Rose of Sharon (Hibiscus syriacus) spreads easily by seed or through suckers. When it starts to take over the garden and smother other plants, it's time to remove rose of Sharon. You can either transplant rose of Sharon to a more suitable location or remove it with the intention of disposing of it. Either way, it's essential to remove as many leftover roots as possible to prevent new rose of Sharon shoots.
Removing Rose of Sharon to Plant Elsewhere
If you'd like to keep growing your rose of Sharon, you can transplant it into a large container to prevent it from propagating via suckers. You'll also need to dutifully remove the flowers once they begin to wilt in order to prevent rose of Sharon from spreading by seed.
Before removing a rose of Sharon you'd like to transplant, prune out any dead or crossing branches as well as any branches that simply get in the way of digging up the main root ball. To help prevent transplant shock, perform this pruning a couple of weeks before digging up the plant.
Dig up the rose of Sharon when the ground is moist from rainfall or from hose water. Using a shovel, cut a circle into the ground around the base of the plant. Push down on the shovel's handle with each cut to lever the root ball up and out of the ground. Feel around for any large roots that need to be severed and cut these with loppers, a handsaw or a pick axe until the plant is free. Transplant it immediately.
Removing Rose of Sharon for Good
If you have no desire to transplant rose of Sharon elsewhere, you can take a more direct approach when removing it. Cut all the branches to about 6 inches or less so that they're out of the way when you dig up the main root ball. Do not compost any part of this plant; add it to a burn pile or dispose of it through your local yard waste pickup service.

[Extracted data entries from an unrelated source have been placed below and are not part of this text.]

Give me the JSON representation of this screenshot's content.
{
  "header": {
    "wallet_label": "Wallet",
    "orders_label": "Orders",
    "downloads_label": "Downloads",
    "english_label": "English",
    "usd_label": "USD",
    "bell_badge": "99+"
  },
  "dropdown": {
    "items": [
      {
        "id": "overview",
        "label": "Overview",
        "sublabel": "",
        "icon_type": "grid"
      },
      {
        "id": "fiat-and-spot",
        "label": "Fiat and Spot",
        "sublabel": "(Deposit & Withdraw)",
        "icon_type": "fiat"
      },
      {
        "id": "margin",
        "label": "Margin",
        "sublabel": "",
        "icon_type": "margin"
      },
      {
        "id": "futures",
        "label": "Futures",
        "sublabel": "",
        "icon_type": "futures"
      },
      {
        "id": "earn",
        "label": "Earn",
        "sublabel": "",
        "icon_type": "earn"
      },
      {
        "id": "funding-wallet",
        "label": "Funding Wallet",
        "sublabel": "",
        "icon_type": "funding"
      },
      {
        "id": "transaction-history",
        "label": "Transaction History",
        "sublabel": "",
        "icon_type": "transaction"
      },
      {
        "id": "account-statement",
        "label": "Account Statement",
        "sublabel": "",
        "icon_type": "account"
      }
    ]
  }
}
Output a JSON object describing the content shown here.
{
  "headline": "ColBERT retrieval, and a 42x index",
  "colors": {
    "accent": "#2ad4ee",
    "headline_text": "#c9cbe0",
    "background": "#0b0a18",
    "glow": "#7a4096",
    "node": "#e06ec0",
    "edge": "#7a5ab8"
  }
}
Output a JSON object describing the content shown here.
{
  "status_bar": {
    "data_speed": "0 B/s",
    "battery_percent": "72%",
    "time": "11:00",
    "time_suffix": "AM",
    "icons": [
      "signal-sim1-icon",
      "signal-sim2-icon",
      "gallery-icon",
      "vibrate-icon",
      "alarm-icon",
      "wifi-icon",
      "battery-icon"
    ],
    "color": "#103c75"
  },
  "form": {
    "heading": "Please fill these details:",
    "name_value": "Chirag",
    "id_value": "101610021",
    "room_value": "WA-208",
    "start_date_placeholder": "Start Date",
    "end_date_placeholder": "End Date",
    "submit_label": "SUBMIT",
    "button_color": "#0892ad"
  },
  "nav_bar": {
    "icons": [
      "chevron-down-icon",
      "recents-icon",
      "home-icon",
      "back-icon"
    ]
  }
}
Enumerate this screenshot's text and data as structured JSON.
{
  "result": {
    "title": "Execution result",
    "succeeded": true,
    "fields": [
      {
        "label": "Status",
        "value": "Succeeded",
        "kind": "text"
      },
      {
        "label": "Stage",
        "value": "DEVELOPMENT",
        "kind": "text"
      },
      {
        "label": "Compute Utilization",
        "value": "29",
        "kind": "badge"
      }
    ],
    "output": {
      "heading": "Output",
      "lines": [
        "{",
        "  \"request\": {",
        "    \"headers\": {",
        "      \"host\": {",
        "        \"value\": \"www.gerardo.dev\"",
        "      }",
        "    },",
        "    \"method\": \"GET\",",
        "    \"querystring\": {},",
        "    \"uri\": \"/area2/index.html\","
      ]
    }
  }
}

The method for digging up the main root ball remains the same, but you don't need to be too delicate when chopping up the roots. For example, if you end up splitting and cracking the roots with the shovel, it's not a big deal. You can also cut the trunk into smaller sections with a handsaw to aid in its removal.
Killing Rose of Sharon Roots
Removing the main stem of a rose of Sharon won't prevent suckers from appearing in your yard. You still need to kill the roots. You can either physically remove them or smother them.
To physically remove the roots, you'll need to use a hand trowel and move all the dirt away from the roots, following each one as much as possible and then snipping it with your garden shears. Learn how to identify rose of Sharon suckers before they get too big and immediately dig them out of the ground before they grow strong roots of their own.
You can also try to smother the roots with landscape fabric, but this requires a long-term approach and isn't necessarily foolproof. It's best to try this in combination with physical removal.